All other international payment transfer platforms are add-ons to, or derivatives of, the underlying systems and methods listed above.
There is no publicly available information regarding which methods Uber uses to make payouts to drivers. But, knowing as we do the main underlying technologies and using information which is openly available, we can draw the conclusion that Uber effectively combines the necessary systems, methods and payment partners in each country in such as way as to minimize the amount it pays in commission on transfers and speed up the arrival of funds into drivers’ accounts. For example, In the US Uber has launched Instant Pay which offers instant payouts of earnings to drivers’ debit cards. In essence this is a domestic transfer via the ACH system to Visa debit cards issued by GoBank. But since ACH is an offline system which takes 3-4 days for processing, what is in fact happening is that GoBank is more or less instantly advancing the money to drivers via a card transfer in the expectation that it will receive the real funds from Uber soon after.

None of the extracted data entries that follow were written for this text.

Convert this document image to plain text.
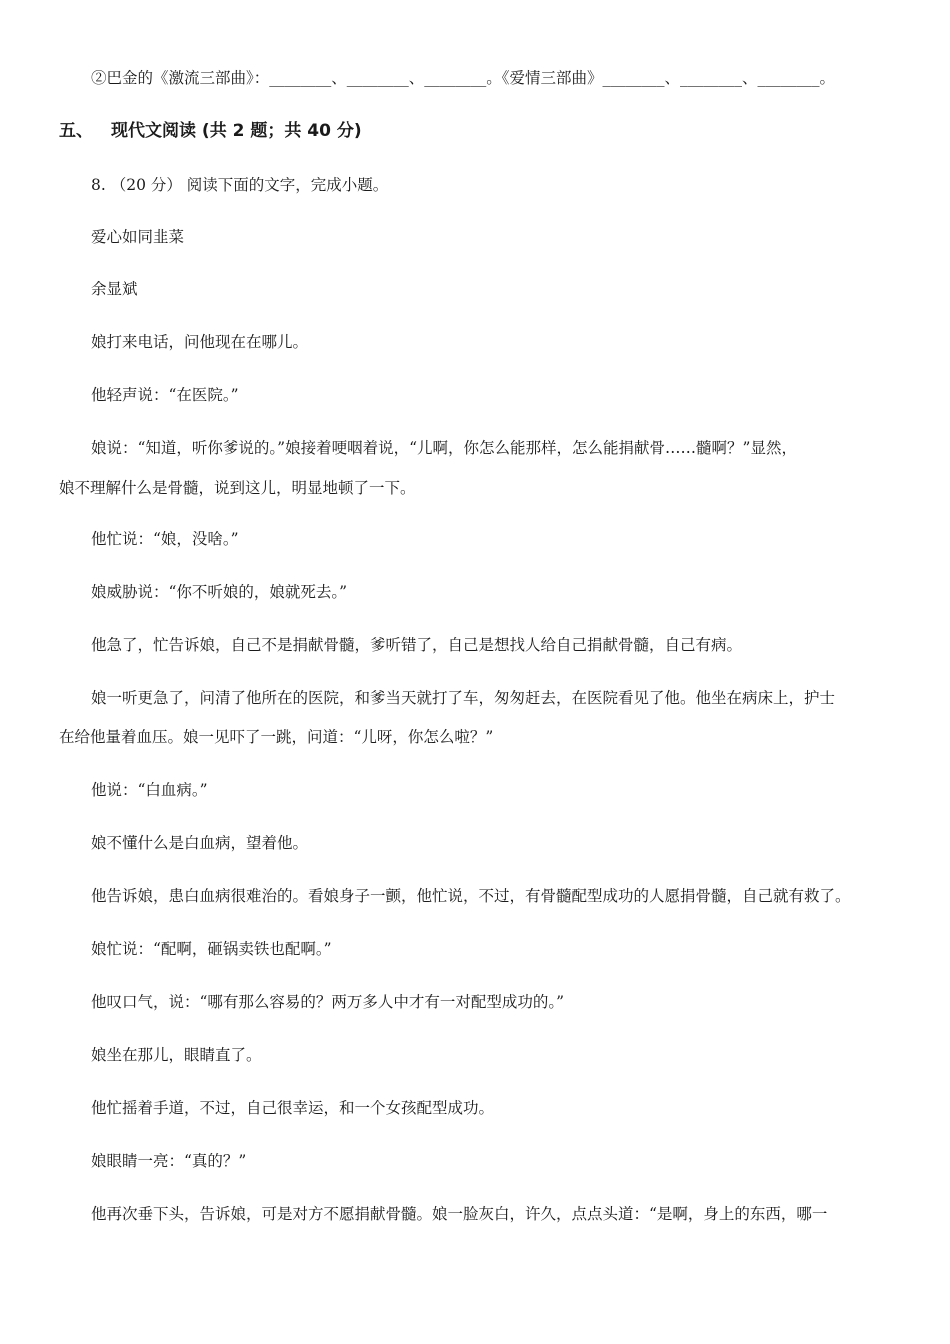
②巴金的《激流三部曲》：________、________、________。《爱情三部曲》________、________、________。
五、 现代文阅读 (共 2 题；共 40 分)
8. （20 分） 阅读下面的文字，完成小题。
爱心如同韭菜
余显斌
娘打来电话，问他现在在哪儿。
他轻声说：“在医院。”
娘说：“知道，听你爹说的。”娘接着哽咽着说，“儿啊，你怎么能那样，怎么能捐献骨……髓啊？”显然，
娘不理解什么是骨髓，说到这儿，明显地顿了一下。
他忙说：“娘，没啥。”
娘威胁说：“你不听娘的，娘就死去。”
他急了，忙告诉娘，自己不是捐献骨髓，爹听错了，自己是想找人给自己捐献骨髓，自己有病。
娘一听更急了，问清了他所在的医院，和爹当天就打了车，匆匆赶去，在医院看见了他。他坐在病床上，护士
在给他量着血压。娘一见吓了一跳，问道：“儿呀，你怎么啦？”
他说：“白血病。”
娘不懂什么是白血病，望着他。
他告诉娘，患白血病很难治的。看娘身子一颤，他忙说，不过，有骨髓配型成功的人愿捐骨髓，自己就有救了。
娘忙说：“配啊，砸锅卖铁也配啊。”
他叹口气，说：“哪有那么容易的？两万多人中才有一对配型成功的。”
娘坐在那儿，眼睛直了。
他忙摇着手道，不过，自己很幸运，和一个女孩配型成功。
娘眼睛一亮：“真的？”
他再次垂下头，告诉娘，可是对方不愿捐献骨髓。娘一脸灰白，许久，点点头道：“是啊，身上的东西，哪一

Since commission to payment systems and banks for cross-border transfers of small sums of money could eat up all of Uber’s revenues, in order to optimize its costs the company does not transfer payouts to every driver directly to their accounts. Instead it aggregates revenues in the accounts of intermediaries; these are local financial institutions located in the same countries as the drivers. After accounting for its commission (20-25%), Uber once a week transfers the proceeds from all passenger trips to the accounts of these, its numerous intermediaries, with the intermediaries, in turn, making payouts to the cards and bank accounts of drivers. As a rule, for this “last mile” of mass payouts to in-country drivers Uber uses bank partners who have an API for the crediting of cards and accounts.
It’s not rocket science
As we see from the the above analysis, Uber does not possess any kind of exclusive payment technology or enjoy preferential advantages in the financial markets. It is simply that, for the moment at least, payment technologies have reached the point where they are accessible not only to world leaders like Uber, Airbnb and Blablacar, but also to any small- or medium-sized business anywhere in the world. Uber’s success comes down to the fact that it uses these technologies correctly and combines them to create an effective financial model.